Ela é um exemplo entre muitas brasileiras que assumem a liderança da casa. Hoje, elas são responsáveis pelo sustento de 35% dos domicílios. Um estudo realizado pelo Instituto de Pesquisa Econômica Aplicada (Ipea) entre 2001 e 2009, aponta que as famílias brasileiras chefiadas por mulheres subiu de aproximadamente 27% para 35%. São aproxidamente 22 milhões de famílias que identificam como principal responsável alguém do sexo feminino.
Separada há seis anos, Marta conta que o marido tinha problemas com bebida alcoólica e, muitas vezes, deixava o salário no bar. ''Percebi que mesmo casada já era a principal responsável pela casa e pelos meus filhos. Resolvi me separar e, graças a Deus, meus filhos sabem da nossa condição e me ajudam muito'', diz ela, que tem uma renda mensal de aproximadamente R$ 1 mil.
Marta trabalha como faxineira no Instituto Nacional de Seguro Social (INSS) de segunda a sexta. Aos sábados, é diarista em uma residência e no domingo se dedica à casa, lavando e passando roupas. ''Quase todo meu salário serve para pagar as contas. O dinheiro extra, que ganho como diarista, é para fazer algum programa de lazer com meus filhos. A gente sai para comer um lanche, por exemplo'', diz.

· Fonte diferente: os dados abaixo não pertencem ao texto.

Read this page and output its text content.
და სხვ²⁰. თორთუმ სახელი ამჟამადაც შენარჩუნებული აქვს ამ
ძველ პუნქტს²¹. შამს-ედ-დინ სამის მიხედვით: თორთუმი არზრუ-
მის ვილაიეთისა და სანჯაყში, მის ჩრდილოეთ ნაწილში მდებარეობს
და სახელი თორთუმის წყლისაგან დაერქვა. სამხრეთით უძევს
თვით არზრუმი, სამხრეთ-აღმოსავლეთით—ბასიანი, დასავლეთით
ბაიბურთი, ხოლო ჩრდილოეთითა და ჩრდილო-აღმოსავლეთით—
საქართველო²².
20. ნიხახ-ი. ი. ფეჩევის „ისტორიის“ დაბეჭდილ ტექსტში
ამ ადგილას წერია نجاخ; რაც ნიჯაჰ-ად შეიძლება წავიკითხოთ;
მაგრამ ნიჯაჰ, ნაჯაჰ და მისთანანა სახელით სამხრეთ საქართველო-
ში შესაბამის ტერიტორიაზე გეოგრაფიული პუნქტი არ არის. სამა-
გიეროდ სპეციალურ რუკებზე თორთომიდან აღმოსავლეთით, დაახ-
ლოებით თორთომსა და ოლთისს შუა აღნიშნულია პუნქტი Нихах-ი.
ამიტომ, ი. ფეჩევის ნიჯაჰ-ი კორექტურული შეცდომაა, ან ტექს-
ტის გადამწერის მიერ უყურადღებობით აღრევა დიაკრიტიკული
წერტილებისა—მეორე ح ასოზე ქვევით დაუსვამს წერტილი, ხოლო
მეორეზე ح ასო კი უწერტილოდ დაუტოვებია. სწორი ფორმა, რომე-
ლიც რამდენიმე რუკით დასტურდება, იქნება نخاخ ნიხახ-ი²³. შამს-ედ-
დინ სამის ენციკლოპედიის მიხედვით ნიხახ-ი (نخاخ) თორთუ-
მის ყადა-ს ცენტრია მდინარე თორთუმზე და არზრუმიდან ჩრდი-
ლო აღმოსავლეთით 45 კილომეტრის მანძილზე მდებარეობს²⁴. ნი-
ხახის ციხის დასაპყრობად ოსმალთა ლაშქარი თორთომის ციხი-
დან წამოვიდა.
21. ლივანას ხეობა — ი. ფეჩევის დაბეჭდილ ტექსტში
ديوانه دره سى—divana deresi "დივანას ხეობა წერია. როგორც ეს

A família está cadastrada no programa Minha Casa, Minha Vida do Governo Federal e aguarda a liberação de uma casa. ''Acredito que vai melhorar e muito, pois vamos ter nosso cantinho e vou poder ofercer uma vida mais confortável para meus filhos'', afirma.

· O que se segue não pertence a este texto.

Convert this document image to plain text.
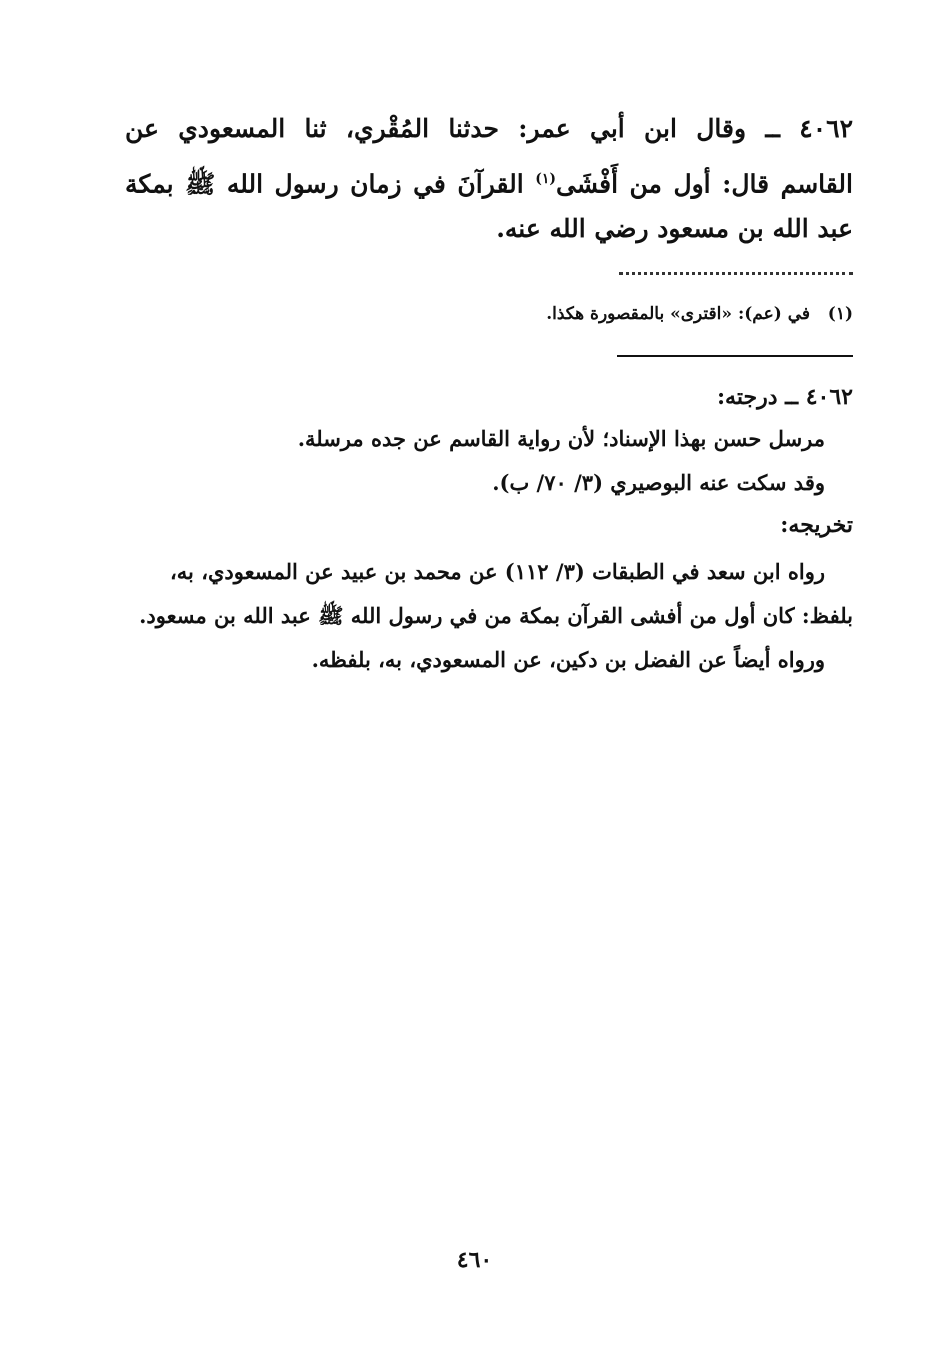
٤٠٦٢ ــ وقال ابن أبي عمر: حدثنا المُقْري، ثنا المسعودي عن
القاسم قال: أول من أَفْشَى$^{(١)}$ القرآنَ في زمان رسول الله ﷺ بمكة
عبد الله بن مسعود رضي الله عنه.
(١)   في (عم): «اقترى» بالمقصورة هكذا.
٤٠٦٢ ــ درجته:
مرسل حسن بهذا الإسناد؛ لأن رواية القاسم عن جده مرسلة.
وقد سكت عنه البوصيري (٣/ ٧٠/ ب).
تخريجه:
رواه ابن سعد في الطبقات (٣/ ١١٢) عن محمد بن عبيد عن المسعودي، به،
بلفظ: كان أول من أفشى القرآن بمكة من في رسول الله ﷺ عبد الله بن مسعود.
ورواه أيضاً عن الفضل بن دكين، عن المسعودي، به، بلفظه.
٤٦٠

Mesmo com o horário apertado - sai para trabalhar cedo e só retorna à noite - Marta não deixa de preparar o uniforme escolar dos filhos antes de pegar o ônibus e também não deixa de encarar a vida com otimismo. ''Escuto muitas mulheres se queixando porque cuidam de tudo sozinhas e algumas até acabam perdendo a paciência com os filhos. Eu não. Não tenho muitos recursos, mas não tenho preguiça de trabalhar e nem deixo de cuidar de mim. Não saio de casa sem um batom e não deixo de fazer uma escova no cabelo de vez em quando. Sou uma guerreira'', fala, aos risos. (M.O.)